Как она? Этот вопрос эхом отозвался в ее голове. Как она? Она не знала. Она существовала. Функционировала. Просыпалась по утрам по звонку будильника, чистила зубы, глядя в зеркало на свое бледное отражение, варила кофе в старой турке, потому что ей нравился сам ритуал, садилась в метро и ехала на работу, где решала какие-то задачи, отвечала на какие-то письма, улыбалась коллегам и даже смеялась над их шуткам. Со стороны ее жизнь могла показаться вполне нормальной, даже успешной. Но внутри была пустыня. Выжженная земля, по которой гуляли сквозняки. Она никого не подпускала близко. Пару раз она пыталась ходить на свидания — подруги устраивали, уговаривали, убеждали, что «клин клином вышибают». Но эти свидания заканчивались одинаково: она сидела в ресторане, смотрела на мужчину напротив, слушала его рассказы о работе, о путешествиях, о каких-то планах, и чувствовала только одно — изнеможение. Она сравнивала их всех с Марком, и сравнение всегда было не в их пользу. Не потому что они были хуже — возможно, они были даже лучше, добрее, надежнее. Но они не были им. Они не пахли так же, не смеялись так же, не молчали так же. И она возвращалась домой, снимала туфли, падала на кровать и лежала, глядя в потолок, чувствуя себя опустошенной, словно выпотрошенной рыбой.

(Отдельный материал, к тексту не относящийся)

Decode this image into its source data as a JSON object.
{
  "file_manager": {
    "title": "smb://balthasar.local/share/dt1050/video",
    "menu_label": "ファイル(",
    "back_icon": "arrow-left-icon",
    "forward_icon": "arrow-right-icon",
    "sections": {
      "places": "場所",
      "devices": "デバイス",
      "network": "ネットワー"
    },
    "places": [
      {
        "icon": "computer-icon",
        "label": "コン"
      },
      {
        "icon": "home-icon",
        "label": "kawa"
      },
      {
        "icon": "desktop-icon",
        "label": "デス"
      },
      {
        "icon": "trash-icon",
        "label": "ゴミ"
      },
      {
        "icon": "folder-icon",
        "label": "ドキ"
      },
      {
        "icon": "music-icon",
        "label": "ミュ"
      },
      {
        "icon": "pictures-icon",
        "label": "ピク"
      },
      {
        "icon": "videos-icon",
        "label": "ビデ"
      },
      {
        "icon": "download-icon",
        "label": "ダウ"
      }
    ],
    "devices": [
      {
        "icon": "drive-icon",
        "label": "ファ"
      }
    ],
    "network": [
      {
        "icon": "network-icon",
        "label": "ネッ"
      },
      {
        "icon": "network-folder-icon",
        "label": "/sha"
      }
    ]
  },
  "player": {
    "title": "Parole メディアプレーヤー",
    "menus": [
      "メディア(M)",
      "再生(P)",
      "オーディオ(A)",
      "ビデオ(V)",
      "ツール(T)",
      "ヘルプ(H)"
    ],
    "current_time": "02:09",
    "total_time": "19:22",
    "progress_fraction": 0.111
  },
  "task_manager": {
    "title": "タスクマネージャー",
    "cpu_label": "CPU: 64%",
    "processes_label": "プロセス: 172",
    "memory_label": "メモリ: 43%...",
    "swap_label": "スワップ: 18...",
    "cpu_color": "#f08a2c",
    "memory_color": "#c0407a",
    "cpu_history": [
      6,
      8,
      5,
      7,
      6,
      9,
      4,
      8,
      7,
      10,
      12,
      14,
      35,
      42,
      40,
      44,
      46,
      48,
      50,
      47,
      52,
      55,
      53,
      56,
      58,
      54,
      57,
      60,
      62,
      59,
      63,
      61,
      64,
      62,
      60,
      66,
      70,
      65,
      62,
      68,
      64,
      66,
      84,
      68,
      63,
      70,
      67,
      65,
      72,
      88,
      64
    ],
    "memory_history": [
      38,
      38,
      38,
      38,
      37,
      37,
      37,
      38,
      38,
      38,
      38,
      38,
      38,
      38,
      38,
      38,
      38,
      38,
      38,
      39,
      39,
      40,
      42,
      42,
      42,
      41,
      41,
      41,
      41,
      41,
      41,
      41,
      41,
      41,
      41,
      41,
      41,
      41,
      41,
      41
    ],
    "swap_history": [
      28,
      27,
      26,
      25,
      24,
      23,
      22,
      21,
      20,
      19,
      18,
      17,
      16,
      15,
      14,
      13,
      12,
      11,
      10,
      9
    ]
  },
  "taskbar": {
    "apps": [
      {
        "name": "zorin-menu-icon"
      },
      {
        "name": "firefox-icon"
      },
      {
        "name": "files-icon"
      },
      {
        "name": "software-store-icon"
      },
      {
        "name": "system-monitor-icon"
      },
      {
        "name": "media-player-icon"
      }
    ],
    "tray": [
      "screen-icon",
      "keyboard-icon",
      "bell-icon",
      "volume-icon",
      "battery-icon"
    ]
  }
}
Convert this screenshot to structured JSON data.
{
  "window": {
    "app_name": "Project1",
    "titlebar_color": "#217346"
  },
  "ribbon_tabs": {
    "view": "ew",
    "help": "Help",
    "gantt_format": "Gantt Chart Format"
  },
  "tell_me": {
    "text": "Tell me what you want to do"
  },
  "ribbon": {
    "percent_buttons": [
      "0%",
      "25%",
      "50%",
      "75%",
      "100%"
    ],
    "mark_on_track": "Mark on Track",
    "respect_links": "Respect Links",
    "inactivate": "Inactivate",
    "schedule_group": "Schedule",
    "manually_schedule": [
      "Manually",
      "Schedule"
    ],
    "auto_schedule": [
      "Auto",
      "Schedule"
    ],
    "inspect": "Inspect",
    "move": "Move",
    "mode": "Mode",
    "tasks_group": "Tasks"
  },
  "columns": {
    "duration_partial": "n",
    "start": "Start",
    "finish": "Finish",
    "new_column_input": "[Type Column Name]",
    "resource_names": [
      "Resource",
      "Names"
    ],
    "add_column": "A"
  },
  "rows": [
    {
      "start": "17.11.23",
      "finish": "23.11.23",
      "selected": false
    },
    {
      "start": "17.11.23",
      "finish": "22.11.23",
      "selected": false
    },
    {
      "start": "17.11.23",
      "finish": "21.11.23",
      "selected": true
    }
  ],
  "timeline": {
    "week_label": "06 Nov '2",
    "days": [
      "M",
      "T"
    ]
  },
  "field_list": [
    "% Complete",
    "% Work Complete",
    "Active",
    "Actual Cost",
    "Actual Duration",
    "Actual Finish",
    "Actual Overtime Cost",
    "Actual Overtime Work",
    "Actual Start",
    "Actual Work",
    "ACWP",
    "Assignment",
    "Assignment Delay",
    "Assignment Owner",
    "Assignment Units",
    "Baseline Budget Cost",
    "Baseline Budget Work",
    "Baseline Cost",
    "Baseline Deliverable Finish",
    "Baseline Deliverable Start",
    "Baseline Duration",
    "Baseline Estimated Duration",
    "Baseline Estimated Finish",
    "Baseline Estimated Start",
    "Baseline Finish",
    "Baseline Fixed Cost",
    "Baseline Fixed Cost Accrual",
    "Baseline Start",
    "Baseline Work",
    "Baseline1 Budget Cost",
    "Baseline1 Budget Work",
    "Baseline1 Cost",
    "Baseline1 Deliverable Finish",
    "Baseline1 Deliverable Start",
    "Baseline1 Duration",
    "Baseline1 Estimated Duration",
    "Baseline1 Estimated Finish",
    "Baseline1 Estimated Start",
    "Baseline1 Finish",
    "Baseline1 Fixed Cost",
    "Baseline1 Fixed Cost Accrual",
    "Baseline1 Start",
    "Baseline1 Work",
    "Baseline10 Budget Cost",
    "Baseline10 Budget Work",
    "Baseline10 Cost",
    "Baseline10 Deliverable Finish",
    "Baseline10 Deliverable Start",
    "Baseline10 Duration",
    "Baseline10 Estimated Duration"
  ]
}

Она жила в мире, расколотом на «до» и «после». Всё, что было «до», было окрашено в теплые, золотистые тона. Это был мир, в котором существовала любовь — немного хаотичная, временами сложная, но настоящая, живая, дышащая. Мир, в котором она просыпалась по утрам и первым, что она видела, было его лицо — сонное, немного хмурое, с отпечатком подушки на щеке. Мир, в котором они могли весь день проваляться в постели, смотря какие-то дурацкие фильмы и заказывая пиццу. Мир, в котором они ссорились из-за мелочей, а потом мирились, и момент примирения был острее и слаще самой ссоры. А всё, что было «после», было окрашено в серый. Не черный — черный был бы слишком ярким, слишком определенным, — а именно серый, размытый, сумеречный. Мир без вкуса, без запаха, без красок. Мир, в котором она научилась жить, но так и не научилась радоваться.


И сейчас, сидя напротив Марка, она вдруг оказалась в странном временном портале, где «до» и «после» смешались в мучительный коктейль под названием «сейчас». Она не знала, как себя вести. Она не знала, какие правила действуют в этом пространстве. Можно ли ему улыбнуться? Можно ли к нему прикоснуться? Или нужно соблюдать дистанцию, как с незнакомцем?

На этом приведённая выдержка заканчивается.